The Disintermediation Of the Ad Industry and Other Wisdom

Went to a breakfast today for the NYMIEG group of media and entertainment executives. Michael Kelley, one of the very smart people watching media at PriceWaterhouse Coopers, talked about how more and more companies are finding themselves in direct contact with their consumers – 300,000 or 1.2 million "hits" per day on their Websites. "Many many companies have access to their consumers like never before," he said. He talked about how the industry is moving from "impressions" to engagement and to transaction. Yet another person I've seen observing that companies are going "direct-to-consumer" with their media, and obviating the need for a traditional ad buy.

Of course, they can still use media professionals to help them do what they need to do :) . I wonder, though, as they bring more media operations in house what other typical media issues they'll find themselves confronting: Everything from managing audience flow, to deciding whether to take ads from others (imagine the disruption there – if, say, the Coca Cola site found it had a great audience for some non-competing product, and was able to get ads from that product on its site, perhaps taking those dollars away from traditional media … and by traditional media I mean any media, from the evening news to blogs … that's media for media's sake), to managing privacy issues, an archive of content and more. Sure, they've had to do some aspect of all of these things already. Companies do have their own intellectual property they have to carefully manage. But as a company that's not in the media business becomes a media business, it will need a different mindset, perhaps a different way of measuring success. If Coke sells ads to, I dunno, GM, will Coke then need an inside ad sales department to handle GM's ads? You may protest that Coke will say it's not in that business and won't sell ads. But if some company starts to see significant revenue from selling ads, or producing content, or having an archive, it could happen.

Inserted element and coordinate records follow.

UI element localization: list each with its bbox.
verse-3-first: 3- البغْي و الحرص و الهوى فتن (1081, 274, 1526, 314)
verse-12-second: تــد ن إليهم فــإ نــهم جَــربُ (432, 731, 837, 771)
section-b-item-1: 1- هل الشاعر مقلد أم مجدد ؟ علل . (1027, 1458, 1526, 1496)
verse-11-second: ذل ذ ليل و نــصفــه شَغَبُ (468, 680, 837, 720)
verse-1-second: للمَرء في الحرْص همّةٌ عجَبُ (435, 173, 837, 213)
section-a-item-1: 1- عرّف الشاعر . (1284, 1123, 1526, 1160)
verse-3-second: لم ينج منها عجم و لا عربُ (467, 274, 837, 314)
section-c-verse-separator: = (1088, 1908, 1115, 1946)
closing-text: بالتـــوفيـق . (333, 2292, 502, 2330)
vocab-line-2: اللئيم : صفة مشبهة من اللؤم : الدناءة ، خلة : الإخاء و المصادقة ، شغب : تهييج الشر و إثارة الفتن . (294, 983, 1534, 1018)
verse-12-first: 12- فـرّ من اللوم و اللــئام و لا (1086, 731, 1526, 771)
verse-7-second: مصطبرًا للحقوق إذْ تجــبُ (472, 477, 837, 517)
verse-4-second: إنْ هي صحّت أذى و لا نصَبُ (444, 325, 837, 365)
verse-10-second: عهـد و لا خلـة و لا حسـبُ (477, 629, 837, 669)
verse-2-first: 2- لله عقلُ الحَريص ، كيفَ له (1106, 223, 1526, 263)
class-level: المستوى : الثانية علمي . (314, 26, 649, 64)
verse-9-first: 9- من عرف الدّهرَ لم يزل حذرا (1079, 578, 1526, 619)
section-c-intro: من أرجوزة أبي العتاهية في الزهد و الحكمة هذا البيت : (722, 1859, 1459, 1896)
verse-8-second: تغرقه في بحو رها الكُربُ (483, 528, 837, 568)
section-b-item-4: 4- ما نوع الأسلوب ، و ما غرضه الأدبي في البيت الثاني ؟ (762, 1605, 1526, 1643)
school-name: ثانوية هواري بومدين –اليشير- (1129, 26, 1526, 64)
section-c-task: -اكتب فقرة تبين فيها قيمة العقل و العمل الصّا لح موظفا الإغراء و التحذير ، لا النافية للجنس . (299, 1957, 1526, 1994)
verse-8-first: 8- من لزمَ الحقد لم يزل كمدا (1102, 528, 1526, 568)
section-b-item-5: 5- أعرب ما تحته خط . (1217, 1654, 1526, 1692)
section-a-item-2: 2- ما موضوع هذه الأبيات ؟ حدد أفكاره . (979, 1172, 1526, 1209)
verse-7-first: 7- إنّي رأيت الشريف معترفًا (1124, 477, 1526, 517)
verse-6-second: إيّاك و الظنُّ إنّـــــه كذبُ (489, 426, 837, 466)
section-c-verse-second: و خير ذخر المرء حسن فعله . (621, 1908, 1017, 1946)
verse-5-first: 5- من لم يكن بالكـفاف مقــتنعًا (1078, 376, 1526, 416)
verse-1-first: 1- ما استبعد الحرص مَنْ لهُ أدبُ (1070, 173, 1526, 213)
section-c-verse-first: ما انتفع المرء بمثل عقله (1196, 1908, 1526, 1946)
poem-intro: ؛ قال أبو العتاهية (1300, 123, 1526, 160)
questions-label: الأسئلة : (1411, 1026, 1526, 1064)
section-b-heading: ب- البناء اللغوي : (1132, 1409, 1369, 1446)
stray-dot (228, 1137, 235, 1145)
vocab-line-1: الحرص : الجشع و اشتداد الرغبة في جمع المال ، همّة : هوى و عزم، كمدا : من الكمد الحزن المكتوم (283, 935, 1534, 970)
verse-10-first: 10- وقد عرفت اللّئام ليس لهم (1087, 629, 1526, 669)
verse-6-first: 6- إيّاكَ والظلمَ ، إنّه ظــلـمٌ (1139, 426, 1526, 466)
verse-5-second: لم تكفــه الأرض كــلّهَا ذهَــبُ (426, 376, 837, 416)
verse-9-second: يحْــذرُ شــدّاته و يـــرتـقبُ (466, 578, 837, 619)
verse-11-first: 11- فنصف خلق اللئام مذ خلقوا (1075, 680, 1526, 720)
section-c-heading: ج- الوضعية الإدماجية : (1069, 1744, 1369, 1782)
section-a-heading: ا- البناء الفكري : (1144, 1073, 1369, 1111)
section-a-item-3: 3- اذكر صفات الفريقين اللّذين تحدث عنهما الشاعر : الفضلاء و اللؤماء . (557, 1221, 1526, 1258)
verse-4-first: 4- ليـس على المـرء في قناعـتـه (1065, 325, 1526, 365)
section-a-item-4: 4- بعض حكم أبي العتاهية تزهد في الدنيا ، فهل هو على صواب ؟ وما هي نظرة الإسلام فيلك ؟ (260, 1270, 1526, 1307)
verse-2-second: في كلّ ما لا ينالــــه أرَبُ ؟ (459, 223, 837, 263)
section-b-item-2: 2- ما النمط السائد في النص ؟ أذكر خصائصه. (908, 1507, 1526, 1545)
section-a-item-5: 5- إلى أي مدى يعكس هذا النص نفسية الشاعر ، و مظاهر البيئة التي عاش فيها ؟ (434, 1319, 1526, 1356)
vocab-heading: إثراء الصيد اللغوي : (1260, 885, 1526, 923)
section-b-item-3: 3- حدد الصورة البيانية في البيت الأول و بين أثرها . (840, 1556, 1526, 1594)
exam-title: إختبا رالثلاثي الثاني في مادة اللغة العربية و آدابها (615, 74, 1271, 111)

Kelley also posited that the level of audience the company Web sites are attracting will give them leverage to launch whole new brands. Fascinating idea. Other intriguing factoids he gave:

- Mobile device users will grow from 2.2 billion to 3.3 billion in the next three years. He pointed out that Rim, Apple and Google are all pushing forward, that AT&T had bought a company that gave them access to air bandwidth over which to send video, and that anyone who says a screen is too small to watch video doesn't know that audiences will tolerate any size screen. Think of the iPod Nano, he said.
- During the Depression, one of the few industries that grew was entertainment, at 7 percent per year.
- 50% of audiences will skip a video with a pre-roll ad, and they won't tolerate interstitials or popups, either.